August 1998—

If Walburga Black knew what became of her dank and fetid, ancestral home, every person down Grimmauld Place would have heard about it. After weeks of hard work and toil, Number Twelve looked nothing like Hermione Granger remembered it. Gone were the worn steps and battered, peeling door. Gone were the musty hangings, the dark corners, and the lingering stench of death. Instead, windows were thrown open, and light and fresh air flooded in. Houseplants and flowers returned life to the rooms and hallways. Even the front steps were sanded, painted, and topped with a bright red, paneled door. Hermione tucked a stray curl from her bushy, brown mane behind her ear and smiled at the narrow façade basking in the sunlight. It, like they, had changed so much in the past few months.

As she climbed the front steps, her thoughts flickered to her parents (as they always did) and the home that she could not return to. They were presumably a happy and childless couple living in Australia. She tried not to fixate on their complete ignorance of the young woman she had grown to be. After the pain and shock of modifying their memories wore off, Hermione could admit to herself that her drastic actions were the right ones. Especially after the past year she endured. Traumatic as it was, this choice had kept her parents alive and well, safely hidden from Lord Voldemort.

Two months ago, she had arranged a private meeting with Professor McGonagall to discuss her parents, and even though the two witches had come to a mutual agreement, Hermione still spent a lot of time pretending not to obsessively worry about them. Though she had secured their livelihood by casting that fateful spell onthe couple in their quaint, suburban home last year, and though the war was over, her mind still somersaulted over the lack of resolution. How would they return to their old lives? Would they even want to? What would they think of Hermione when they learned what she, their only daughter, had done to them? Could the memory charm even be properly undone? Would she ever truly see her parents, the loving and supportive people who raised her, again?

Hermione pushed these questions from her mind as she opened the golden lion's head door handle, another new upgrade that replaced the serpentine handle, which had adorned the house for generations under the Black family name. She and Professor McGonagall had agreed that it would be best for Hermione to finish her last year at Hogwarts, ensure the worst tumult of the war had died down, and then focus on rehabilitating her parents.

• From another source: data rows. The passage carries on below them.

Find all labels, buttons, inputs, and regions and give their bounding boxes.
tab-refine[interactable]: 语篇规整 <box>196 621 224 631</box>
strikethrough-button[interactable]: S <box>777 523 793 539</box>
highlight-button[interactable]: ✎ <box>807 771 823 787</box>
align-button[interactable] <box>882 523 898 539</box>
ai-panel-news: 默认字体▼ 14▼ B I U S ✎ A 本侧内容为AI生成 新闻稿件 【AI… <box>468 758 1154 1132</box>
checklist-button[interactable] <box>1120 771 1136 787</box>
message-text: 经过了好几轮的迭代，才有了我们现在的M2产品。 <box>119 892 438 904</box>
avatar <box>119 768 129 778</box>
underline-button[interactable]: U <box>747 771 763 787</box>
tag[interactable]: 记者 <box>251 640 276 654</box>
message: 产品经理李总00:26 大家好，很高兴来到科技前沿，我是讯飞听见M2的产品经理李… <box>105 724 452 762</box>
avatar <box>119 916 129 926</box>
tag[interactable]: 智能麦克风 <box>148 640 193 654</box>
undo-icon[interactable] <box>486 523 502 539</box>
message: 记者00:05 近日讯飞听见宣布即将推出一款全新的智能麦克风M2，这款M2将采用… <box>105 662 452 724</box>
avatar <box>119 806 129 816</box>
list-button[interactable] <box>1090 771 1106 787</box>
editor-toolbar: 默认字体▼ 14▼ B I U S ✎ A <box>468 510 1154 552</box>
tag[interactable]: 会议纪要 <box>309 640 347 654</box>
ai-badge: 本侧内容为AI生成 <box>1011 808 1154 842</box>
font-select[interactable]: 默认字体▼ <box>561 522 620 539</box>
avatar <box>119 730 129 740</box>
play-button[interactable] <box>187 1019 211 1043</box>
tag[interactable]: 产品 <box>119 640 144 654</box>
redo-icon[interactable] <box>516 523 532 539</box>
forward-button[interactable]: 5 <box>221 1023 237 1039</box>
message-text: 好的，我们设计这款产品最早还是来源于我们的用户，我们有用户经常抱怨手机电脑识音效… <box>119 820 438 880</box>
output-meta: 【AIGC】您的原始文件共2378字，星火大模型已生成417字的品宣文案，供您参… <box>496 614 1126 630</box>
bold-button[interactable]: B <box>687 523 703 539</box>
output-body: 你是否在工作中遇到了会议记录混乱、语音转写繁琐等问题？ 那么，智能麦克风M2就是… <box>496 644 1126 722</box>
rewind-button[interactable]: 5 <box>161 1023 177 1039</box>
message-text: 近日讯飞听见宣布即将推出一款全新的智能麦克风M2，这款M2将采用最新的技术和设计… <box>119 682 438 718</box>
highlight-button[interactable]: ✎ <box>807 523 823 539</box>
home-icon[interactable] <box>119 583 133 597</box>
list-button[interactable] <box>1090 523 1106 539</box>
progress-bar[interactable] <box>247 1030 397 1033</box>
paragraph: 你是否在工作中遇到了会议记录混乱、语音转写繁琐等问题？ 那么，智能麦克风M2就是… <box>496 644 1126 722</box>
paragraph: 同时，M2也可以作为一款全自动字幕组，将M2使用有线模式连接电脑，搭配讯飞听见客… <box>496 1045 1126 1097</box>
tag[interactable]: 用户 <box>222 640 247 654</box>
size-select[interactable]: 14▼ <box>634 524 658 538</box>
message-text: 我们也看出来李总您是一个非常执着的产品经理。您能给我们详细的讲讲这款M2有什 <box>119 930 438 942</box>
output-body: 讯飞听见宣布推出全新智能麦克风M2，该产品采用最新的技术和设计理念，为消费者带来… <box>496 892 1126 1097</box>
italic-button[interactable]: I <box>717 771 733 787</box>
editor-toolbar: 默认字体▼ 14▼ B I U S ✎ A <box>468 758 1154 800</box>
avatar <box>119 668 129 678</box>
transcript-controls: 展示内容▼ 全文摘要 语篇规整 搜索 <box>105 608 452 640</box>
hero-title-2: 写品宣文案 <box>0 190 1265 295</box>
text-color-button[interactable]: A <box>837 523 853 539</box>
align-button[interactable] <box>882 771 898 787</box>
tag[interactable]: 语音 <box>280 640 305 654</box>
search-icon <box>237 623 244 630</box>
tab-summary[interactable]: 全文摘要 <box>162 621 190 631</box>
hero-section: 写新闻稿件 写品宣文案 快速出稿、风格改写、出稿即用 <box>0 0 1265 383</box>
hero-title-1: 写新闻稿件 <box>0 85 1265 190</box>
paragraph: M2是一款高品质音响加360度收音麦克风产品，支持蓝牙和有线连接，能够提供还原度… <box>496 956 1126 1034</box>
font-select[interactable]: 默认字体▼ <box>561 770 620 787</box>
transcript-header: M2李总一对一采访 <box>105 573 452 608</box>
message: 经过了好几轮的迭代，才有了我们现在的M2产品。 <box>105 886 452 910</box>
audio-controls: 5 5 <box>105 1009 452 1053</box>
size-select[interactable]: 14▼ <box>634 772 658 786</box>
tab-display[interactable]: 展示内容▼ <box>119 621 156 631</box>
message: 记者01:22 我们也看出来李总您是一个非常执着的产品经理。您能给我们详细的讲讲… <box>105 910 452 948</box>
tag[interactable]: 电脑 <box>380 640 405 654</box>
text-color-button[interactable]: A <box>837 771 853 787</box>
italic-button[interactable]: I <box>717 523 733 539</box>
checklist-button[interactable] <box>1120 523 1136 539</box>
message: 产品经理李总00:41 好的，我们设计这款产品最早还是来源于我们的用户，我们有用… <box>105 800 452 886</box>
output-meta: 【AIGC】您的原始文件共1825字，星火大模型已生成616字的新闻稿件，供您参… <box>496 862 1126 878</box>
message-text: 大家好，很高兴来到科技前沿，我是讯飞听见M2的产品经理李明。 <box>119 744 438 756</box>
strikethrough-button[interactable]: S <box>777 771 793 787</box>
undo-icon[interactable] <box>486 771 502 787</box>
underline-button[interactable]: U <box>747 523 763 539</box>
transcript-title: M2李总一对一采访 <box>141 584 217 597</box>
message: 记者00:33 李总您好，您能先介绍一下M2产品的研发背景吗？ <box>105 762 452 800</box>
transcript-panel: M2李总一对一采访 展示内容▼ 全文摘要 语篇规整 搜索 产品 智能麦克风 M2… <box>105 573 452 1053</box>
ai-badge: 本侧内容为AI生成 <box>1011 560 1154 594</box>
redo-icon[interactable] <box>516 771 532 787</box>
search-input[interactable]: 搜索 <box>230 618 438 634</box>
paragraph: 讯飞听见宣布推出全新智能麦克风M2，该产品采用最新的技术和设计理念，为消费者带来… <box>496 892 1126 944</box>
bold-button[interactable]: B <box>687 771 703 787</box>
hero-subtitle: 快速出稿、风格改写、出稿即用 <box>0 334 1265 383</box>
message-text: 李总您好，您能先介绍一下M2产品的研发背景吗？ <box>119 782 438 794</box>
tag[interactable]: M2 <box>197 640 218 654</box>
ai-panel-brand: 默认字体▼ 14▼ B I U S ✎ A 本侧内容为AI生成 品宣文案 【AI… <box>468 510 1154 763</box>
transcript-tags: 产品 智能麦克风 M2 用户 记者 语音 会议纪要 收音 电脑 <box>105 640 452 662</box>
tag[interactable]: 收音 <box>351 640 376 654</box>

She had to remain confident that this was the right choice, regardless of how it weighed on her.

Like lead.

Thus it was that Hermione entered her unlikely home, which she shared with her best friend in the world. Harry Potter was sitting in the kitchen chatting with George Weasley, who was visiting for a few days while the final touches of his apartment in Hogsmeade were being made. After losing his twin brother, and nearly his sanity, George had abandoned the flat they shared above their shop in Diagon Alley in favor of a newly-built flat above an equally newly-renovated shop in Hogsmeade, the charming village adjacent to the famous Hogwarts School of Witchcraft and Wizardry. George was now sole owner of the joke shop Weasleys' Wizard Wheezes, and after the war, he had continued with their plans of opening the strategically-placed second location. The Weasley joke shop was one of few businesses that survived, and actually thrived, through the war.

As Hermione entered, both young men turned and smiled in her direction.

"Hey, Hermione, come look at this," George said with a twinkle in his eye. "Our Hogwarts letters have arrived, and McGonagall even sent one to me. The old witch just can't accept that she never got us to complete our N.E.W.T.'s." George's smile immediately turned stale, which happened every time he slipped and said "we" or "us."

Hermione quickly redirected the conversation. "Harry, did you open yours?" she asked with only a slight tremor in her voice.

"Are you daft? I know you'd hex me into next week if I opened mine without you!" snorted Harry.

The three laughed (something they had finally begun to do again), and Hermione reached for her letter. She felt its weight and grinned in spite of herself, knowing it held a prefect's badge at the very least.

There was still time before Hogwarts resumed, and Hermione was faced with a decision that would shape the course of the rest of her life. She needed to choose between returning to finish her last year of studies and moving on to join the wizarding workforce at the Ministry of Magic. She was already offered a job by Kingsley Shacklebolt. In a very un-Hermione-like fashion, she had been completely ignoring this decision for weeks. Instead, she focused on face-lifting the darkest and dreariest of abodes in which she now stood, which Harry had the relative misfortune of calling his home. Seeing as he had spent the majority of his life living with his neglectful and borderline abusive Muggle relations, the Dursleys, who trapped him in the cupboard under the stairs and treated him worse than a Malfoy house elf, this was a step up.

"What do you think, Hermione? Will you go back?" George asked.

Hermione's eyes traced the emerald green ink and swirling script, and she felt something stirring in her chest. She looked up from her letter and caught George and Harry exchanging a heavy glance. In that moment, She lost all doubts for the choice she had to make. As anyone may have predicted, Hermione Granger was going back to Hogwarts. She locked eyes with Harry and immediately recognized the nostalgia that bubbled to the surface. Without him saying a word, she also knew beyond doubt that classes and studying and exams were things Harry could never return to. For the first time in seven years, their paths were truly about to part.